Traitements hormonaux
Blocage antiandrogénique hypophysaire par agonistes de la LH-RH
Les produits les plus utilisés sont les analogues de la LH-RH (
ENANTONE LP,
ZOLADEX,
DÉCAPEPTYL LP) sous forme d'injections sous-cutanées mensuelles ou trimestrielles. Le traitement est poursuivi à vie avec éventuellement des périodes d'interruption.
Durant le 1er mois l'association d'un antiandrogène périphérique est nécessaire pour éviter une poussée évolutive du cancer liée à l'élévation de testostérone due à l'augmentation temporaire de l'activité hypophysaire (effet flare up).
Au-delà du 12e mois, le double blocage par un agoniste de la LH-RH et un antiandrogène périphérique, le plus souvent non stéroïdien, est très utilisé, sans que le bénéfice en ait été démontré par rapport à un agoniste utilisé seul.
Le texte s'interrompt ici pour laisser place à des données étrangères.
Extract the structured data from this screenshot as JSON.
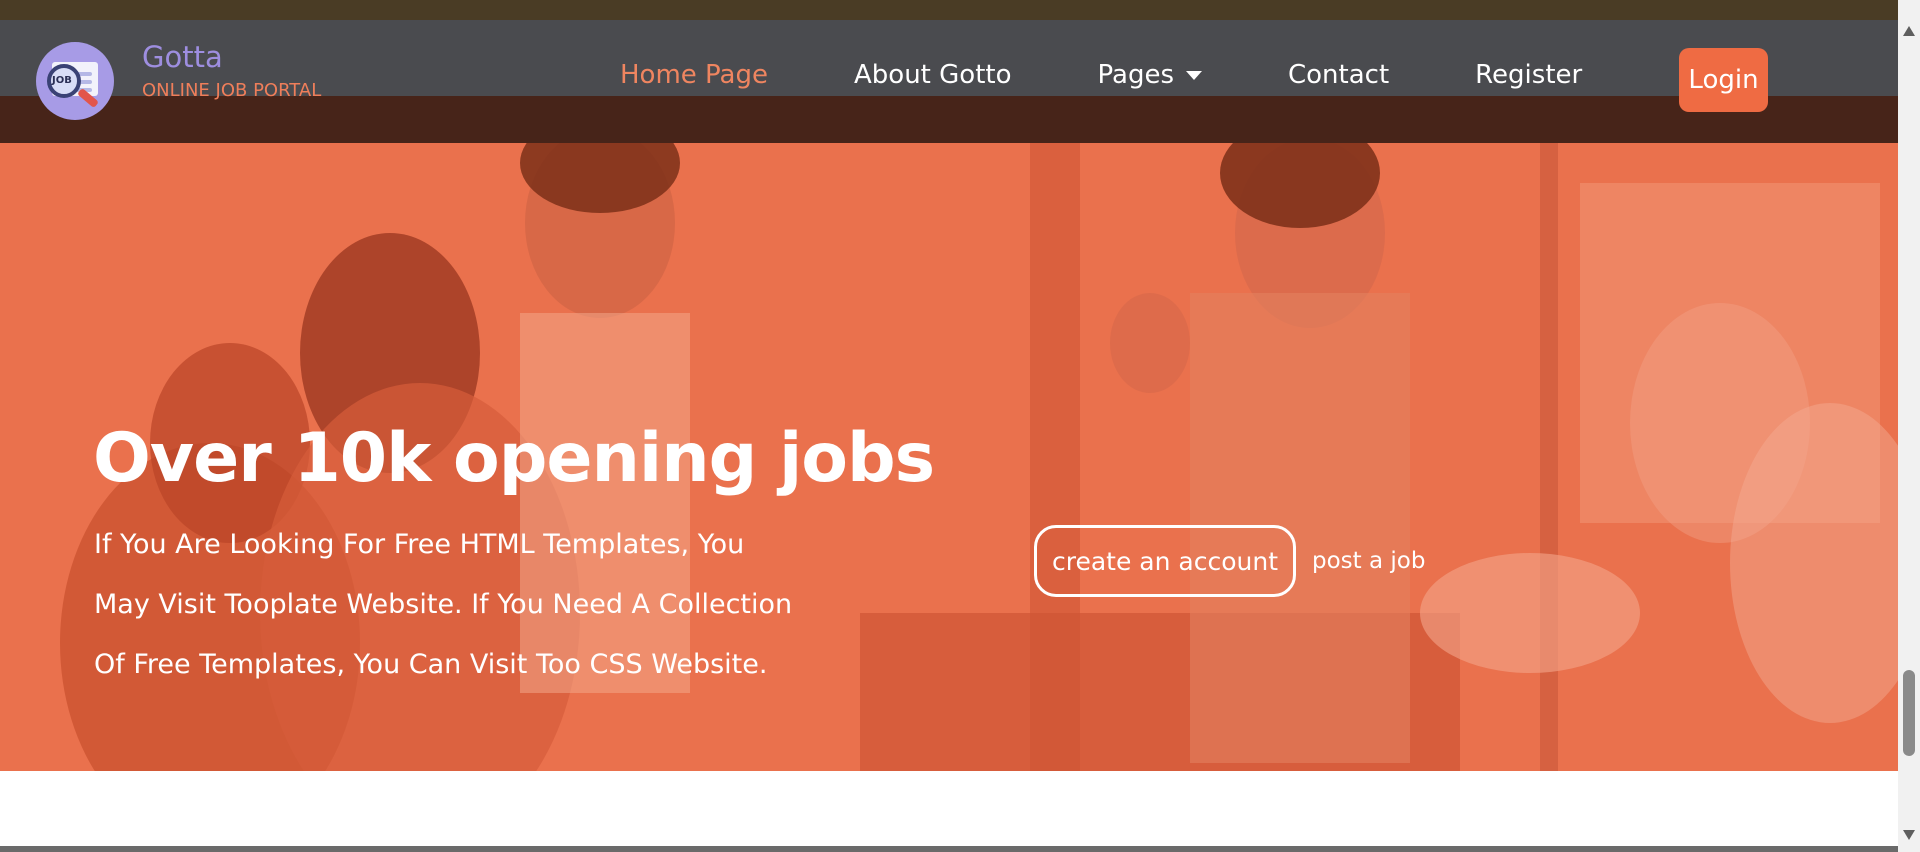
{
  "brand": {
    "name": "Gotta",
    "tagline": "ONLINE JOB PORTAL",
    "logo_text": "JOB"
  },
  "nav": {
    "items": [
      {
        "label": "Home Page",
        "active": true
      },
      {
        "label": "About Gotto",
        "active": false
      },
      {
        "label": "Pages",
        "active": false,
        "dropdown": true
      },
      {
        "label": "Contact",
        "active": false
      },
      {
        "label": "Register",
        "active": false
      }
    ],
    "login_label": "Login"
  },
  "hero": {
    "title": "Over 10k opening jobs",
    "description": "If You Are Looking For Free HTML Templates, You May Visit Tooplate Website. If You Need A Collection Of Free Templates, You Can Visit Too CSS Website.",
    "primary_button": "create an account",
    "secondary_link": "post a job"
  },
  "colors": {
    "accent": "#ef6b43",
    "overlay": "#e96e4b",
    "brand_name": "#9e8ee0",
    "nav_bg": "#4a4b4f"
  }
}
Blocage par antiandrogène périphérique
Antiandrogènes stéroïdiens
- essentiellement périphérique en empêchant l'action des androgènes sur les organes cibles, dont la prostate ;
- antigonadotrope.
Il peut être utilisé en monothérapie.
Antiandrogènes non stéroïdiens
Ces médicaments :
ANANDRON,
EULEXINE,
CASODEX sont moins efficaces en monothérapie et prescrits en complément des agonistes.
Œstrogènes
On utilisait
DISTILBÈNE. Son emploi est maintenant peu courant, du fait de ses nombreux effets indésirables surtout cardiovasculaires.
Surveillance
La surveillance repose principalement sur le toucher rectal, le taux de PSA, la testostéronémie (dosée à 3 mois : < 1 ng/mL).
D'autres examens (fonction rénale, échographie, scintigraphie osseuse, etc.) seront prescrits en fonction des symptômes.
Cancer prostatique localement avancé ou métastatique
Après prostatectomie
Il faut déterminer s'il s'agit d'une récidive locale (biopsies) justifiant une radiothérapie ou d'une évolution métastatique (scintigraphie osseuse) nécessitant un traitement hormonal.
Après castration chirurgicale ou médicamenteuse
Il s'agit d'un échappement au traitement hormonal. Le traitement n'est pas codifié :
- arrêt des antiandrogènes périphériques si le blocage a bien été total ;
-
ESTRACYT ;
- chimiothérapies (taxanes, taux de réponse 25 %) ou thérapies ciblées (en évaluation) ;
- inhibiteurs de la synthèse des stéroïdes utilisés aussi dans le traitement du cancer du sein.
Complications
Douleurs osseuses : antalgiques, corticoïdes, bisphosphonates et à plus long terme hormonothérapie sont efficaces. La radiothérapie est prescrite en cas de douleurs rebelles ou de compression neurologique associée.
Traitement chirurgical de l'obstruction urétrale ou urétérale.